B.  Pememegang kedaulatan dalam praktek ketatanegaraan Republik Indonesia
Secara ringkas dapat disebutkan dalam bentuk tabel di bawah ini terkait pememegang kedaulatan dalam praktek ketatanegaraan Republik Indonesia, yakni:
Kedaulatan Negara
Kedaulatan Rakyat
Kedaulatan Hukum
Presiden, sebagaimana diatur dalam Pasal 4 (1), 10, 11 (1-2), 12, 13 (1), 17 (1-2), 20 (2-3), 22E (1), 25A, 24A (3), 24C (3), 30 (1), 32 (1-2), 33 (2-3), 35, 36A, 36B, 36C, 37 (5).
MPR sebagaimana diatur dalam Pasal 3 (1), 7A, serta Pasal 37 (1-4).
MA sebagaimana diatur dalam Pasal 14 (1), 15 (1) 24 (2), 24A (1).

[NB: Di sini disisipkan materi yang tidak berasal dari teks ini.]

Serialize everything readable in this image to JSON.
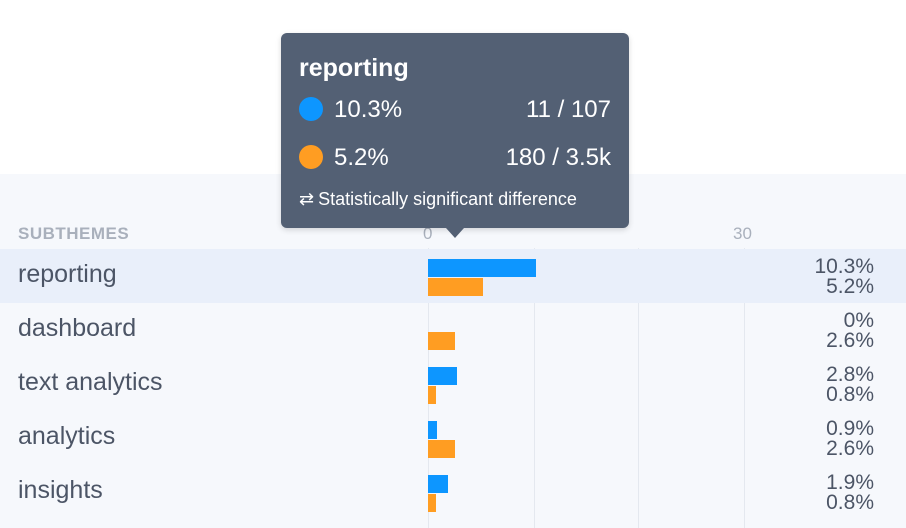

Rakyat pada umumnya sebagaimana diatur dalam Pasal 6A (1), 23 (1), 28A – 29 (2),  31 (1-5), serta Pasal 33 (1 dan 4).
KY sebagaimana diatur dalam Pasal 24B (1)

DPR sebagaimana diatur dalam Pasal 7C, 11 (1-2), 13 (2), 14 (2), 18A (1), 20 (1), 20A (3), 22, (2-3), 23 (1), 23 (2-3), 24A (3), dan Pasal 24 (3).
MK sebagaimana diatur dalam Pasal 24C (1-3)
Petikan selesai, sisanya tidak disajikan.